Zentrales Instrument des Konzepts ist eine wöchentlich stattfindende Konferenz, an der alle Themen- und Kanalmanager teilnehmen. Dieses Meeting heißt ganz bewusst nicht Redaktions- sondern Themenkonferenz - weil es nicht nur Redakteure, sondern alle Mitarbeiter der Unternehmenskommunikation zusammenführt. In der mehrstündigen Konferenz wird für jedes Thema neu entschieden, wer es am kompetentesten bearbeiten kann und in welchen Kanälen es gespielt werden sollte.

Denn: Manches Thema macht eventuell nur in einem einzigen Kanal Sinn, die meisten jedoch werden über mehrere der insgesamt 15 Kanäle verbreitet. So stehen zwei der Leuchttürme der Unternehmenskommunikation, die Magazine "1890" (extern) und "blau" (intern) etwa als Printversion, als PDF und als Website zur Verfügung, um Themen möglichst breit zu Kunden und Mitarbeitern zu bringen. "Wir setzen nicht mehr auf Fullservice-Agentur-Leistungen, sondern investieren stark in eigenen Content, eigene Autoren und freie Fotografen - und am Liebsten steuern wir das alles eben selbst", erläutert Vigl. "Hochwertige Unternehmenskommunikation entsteht nur dann, wenn man seine Ressourcen gezielt einsetzt."

Auch wenn bei der Allianz nach dem Newsroom-Prinzip gearbeitet wird, den typischen gemeinsamen "Workspace" für alle Kommunikationsmitarbeiter gibt es dort nicht. Noch nicht. Gearbeitet wird in separaten Großraumbüros. Sollte irgendwann eine passende Fläche dafür gefunden werden, könnte sich der Newsroom auch räumlich stärker zusammen ziehen. Letztlich ist er aber keine Frage des Raums, keine "Kathedrale" wie bei anderen Großunternehmen, "sondern eine Frage der Haltung", so Vigl. Wenn das Prinzip gelebt wird, seien die Örtlichkeiten eher zweitrangig. "Man kann viel falsch machen, wenn man sich erst um die Architektur und dann erst um die Haltung kümmert. Wer will, kann sich auch in einem Newsroom verstecken."

35 Kollegen wirken im Kommunikationszentrum des Konzerns. Auch die Pressesprecher arbeiten zu. Art Director und Textchef sind stets in "Griffweite". Selbst die eingangs erwähnte Intranet-Redaktion, eigentlich eine Art Nukleus der Unternehmenskommunikation, residiert heute in einem eigenen Raum. Zug um Zug kamen sich alle Kommunikationsmitarbeiter näher. Jeder im Corporate Newsroom muss zudem auch wissen, wie soziale Medien funktionieren und welchen Stellenwert sie im Kommunikationsmix haben.

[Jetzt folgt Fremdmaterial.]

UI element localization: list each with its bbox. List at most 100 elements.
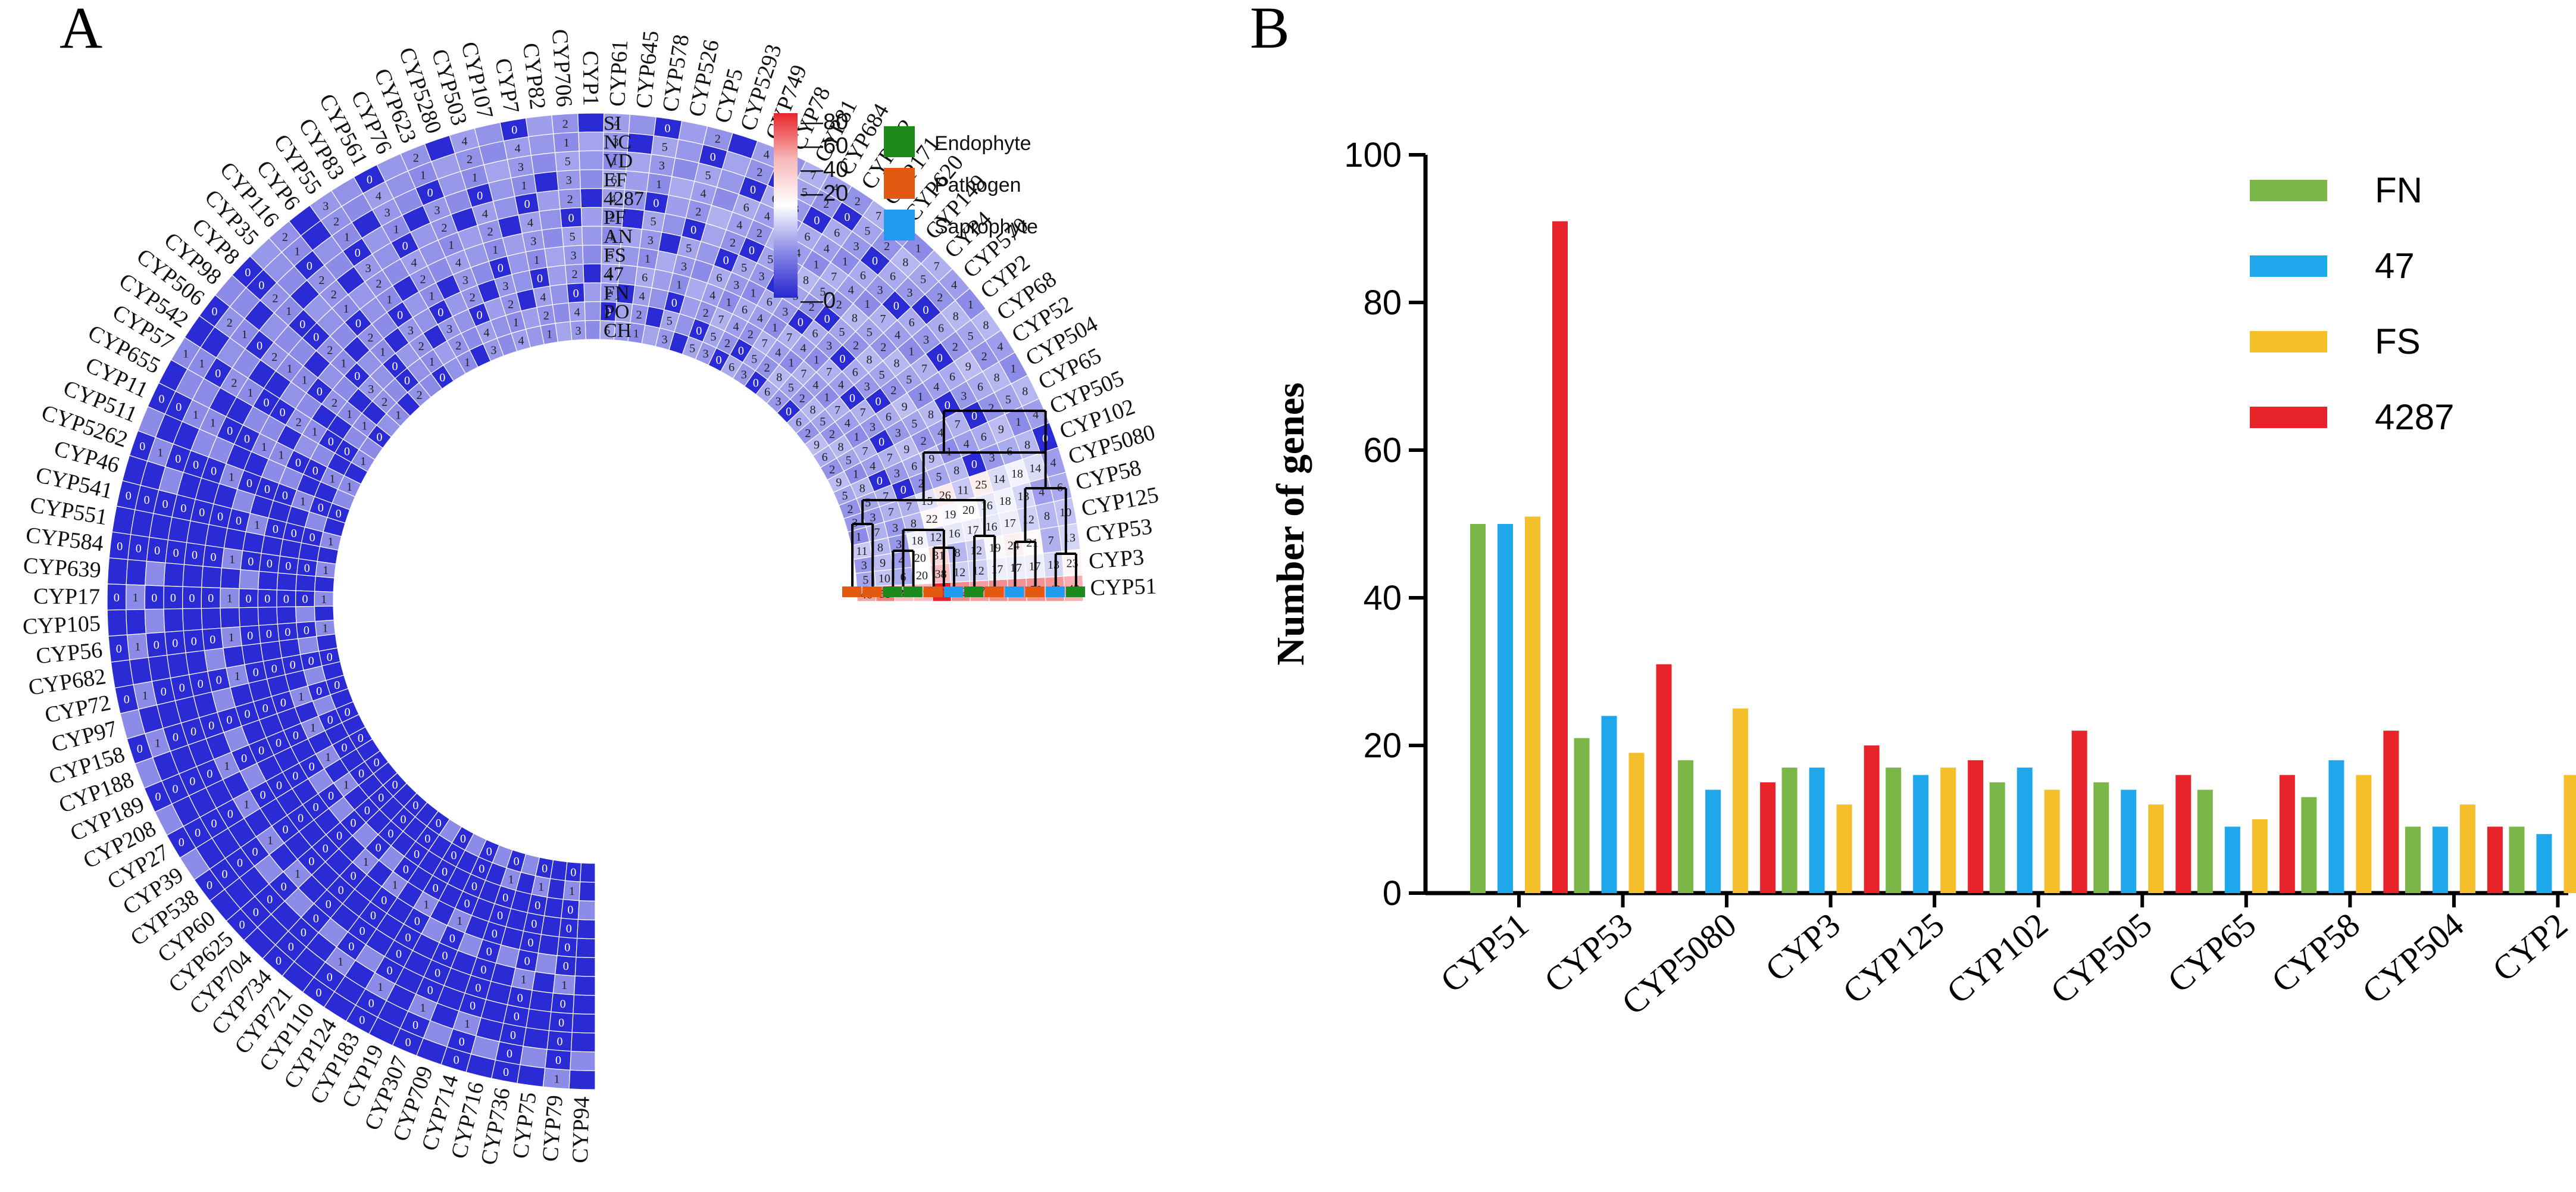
cell-value: 0	[154, 639, 160, 652]
cell-value: 0	[477, 189, 483, 202]
cell-value: 1	[546, 328, 552, 341]
cell-value: 5	[920, 273, 926, 286]
heatmap-cell	[220, 567, 241, 589]
cell-value: 4	[709, 289, 715, 302]
cell-value: 0	[879, 436, 884, 449]
cell-value: 3	[895, 426, 901, 439]
cell-value: 5	[711, 330, 717, 344]
cell-value: 1	[464, 356, 470, 369]
cell-value: 6	[611, 174, 617, 187]
cell-value: 0	[304, 624, 310, 637]
cell-value: 31	[933, 549, 945, 562]
cell-value: 2	[847, 503, 853, 516]
cell-value: 3	[576, 324, 582, 338]
cell-value: 0	[486, 946, 492, 959]
cell-value: 0	[176, 401, 182, 414]
cell-value: 0	[923, 304, 929, 317]
cell-value: 0	[403, 863, 409, 876]
heatmap-cell	[528, 133, 556, 156]
cell-value: 3	[368, 383, 374, 396]
cell-value: 1	[337, 956, 343, 969]
cell-value: 1	[183, 348, 189, 361]
cell-value: 3	[323, 199, 329, 213]
genome-label: 47	[604, 263, 624, 285]
y-tick-label: 0	[1383, 874, 1402, 913]
cell-value: 0	[364, 804, 370, 817]
cell-value: 1	[420, 1001, 426, 1015]
cell-value: 7	[801, 367, 806, 380]
cell-value: 5	[968, 330, 974, 343]
bar-4287	[1864, 745, 1880, 893]
heatmap-cell	[523, 1026, 550, 1050]
cell-value: 0	[175, 453, 181, 466]
cell-value: 11	[957, 484, 968, 497]
heatmap-cell	[540, 915, 562, 938]
cell-value: 1	[327, 535, 333, 548]
cell-value: 8	[877, 541, 883, 554]
cell-value: 0	[198, 678, 204, 691]
heatmap-cell	[580, 207, 603, 227]
heatmap-cell	[546, 878, 566, 900]
cell-value: 0	[570, 866, 576, 879]
cell-value: 0	[434, 967, 440, 980]
cell-value: 0	[374, 756, 380, 769]
cell-value: 2	[282, 231, 288, 244]
bar-fn	[1886, 767, 1902, 893]
cell-value: 2	[508, 298, 514, 311]
cell-value: 7	[718, 313, 724, 326]
cell-value: 1	[386, 293, 392, 306]
cell-value: 0	[397, 309, 403, 322]
genome-label: AN	[604, 226, 633, 248]
x-tick-label: CYP125	[1836, 905, 1952, 1011]
cell-value: 0	[937, 351, 943, 364]
heatmap-cell	[583, 282, 602, 302]
cell-value: 4	[461, 135, 467, 148]
cell-value: 0	[271, 662, 277, 675]
cell-value: 0	[328, 435, 334, 448]
cell-value: 0	[136, 542, 142, 556]
x-tick-label: CYP3	[1758, 905, 1847, 989]
cell-value: 8	[902, 256, 908, 269]
cell-value: 1	[229, 471, 235, 484]
cell-value: 4	[1033, 408, 1039, 422]
legend-label: 4287	[2375, 397, 2454, 437]
cell-value: 0	[260, 789, 266, 802]
cell-value: 2	[441, 221, 447, 235]
cell-value: 2	[420, 273, 426, 286]
cell-value: 8	[955, 547, 961, 560]
legend-swatch	[2250, 331, 2327, 352]
cell-value: 1	[854, 430, 859, 444]
heatmap-cell	[581, 226, 602, 246]
cell-value: 0	[195, 826, 201, 840]
cell-value: 0	[291, 527, 297, 540]
cell-value: 0	[507, 1047, 512, 1060]
cell-value: 0	[723, 254, 729, 267]
cell-value: 8	[859, 482, 865, 495]
cell-value: 0	[267, 893, 273, 906]
cell-value: 0	[498, 262, 504, 275]
lifestyle-cluster-bar	[842, 586, 1085, 597]
circular-heatmap: 4249505051475291393855462313171717121238…	[107, 113, 1084, 1090]
bar-chart-legend: FN 47 FS 4287	[2250, 170, 2454, 437]
cell-value: 2	[853, 339, 859, 352]
cell-value: 6	[729, 361, 734, 374]
heatmap-cell	[532, 971, 556, 994]
cell-value: 0	[527, 936, 533, 949]
genome-label: FN	[604, 282, 629, 304]
cluster-swatch	[862, 586, 882, 597]
cell-value: 1	[393, 223, 399, 236]
cell-value: 4	[848, 283, 854, 297]
cell-value: 2	[715, 133, 721, 146]
cluster-swatch	[1065, 586, 1085, 597]
cell-value: 25	[975, 478, 987, 491]
cell-value: 9	[902, 401, 908, 414]
family-label: CYP51	[1090, 574, 1157, 601]
cell-value: 19	[944, 508, 956, 521]
y-tick-label: 40	[1363, 579, 1402, 617]
cell-value: 17	[967, 524, 979, 537]
cell-value: 5	[565, 155, 571, 168]
cell-value: 2	[562, 117, 568, 130]
cell-value: 6	[642, 271, 648, 284]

Kommunikationsverhalten umstellen

Auch wenn es so klingen mag: Die Implementierung des Newsroom-Prinzips bei der Allianz war kein Selbstläufer. Schließlich mussten sich auch die Mitarbeiter der Unternehmenskommunikation daran gewöhnen, ihre Einzelbüros gegen einen Platz im Großraum einzutauschen. Letztlich ging es aber darum, das gesamte Kommunikationsverhalten im Unternehmen bis in die Vorstandsetage hinein umzustellen: Eine der neuen Maximen im Unternehmen ist, flink und präzise über alle Hierarchieebenen hinweg zu kommunizieren. Informationen fließen dabei nicht mehr nur top-down, sondern auch in umgekehrter Richtung, um einen breiten Dialog zu ermöglichen.

Eines ist der Corporate Newsroom bei der Allianz offenbar auf keinen Fall - ein wohlklingender Weg, um irgendwie doch an Kommunikationsressourcen oder gar Redakteuren zu sparen. "Das Team wird angesichts der steigenden Aufgabenfülle eher größer", sagt Mario Vigl. "Was allerdings sinkt, sind die Gesamtkosten der Unternehmenskommunikation - ein Beweis dafür, dass die höhere Effizienz des Newsroom-Konzepts mehr als nur ein Versprechen ist."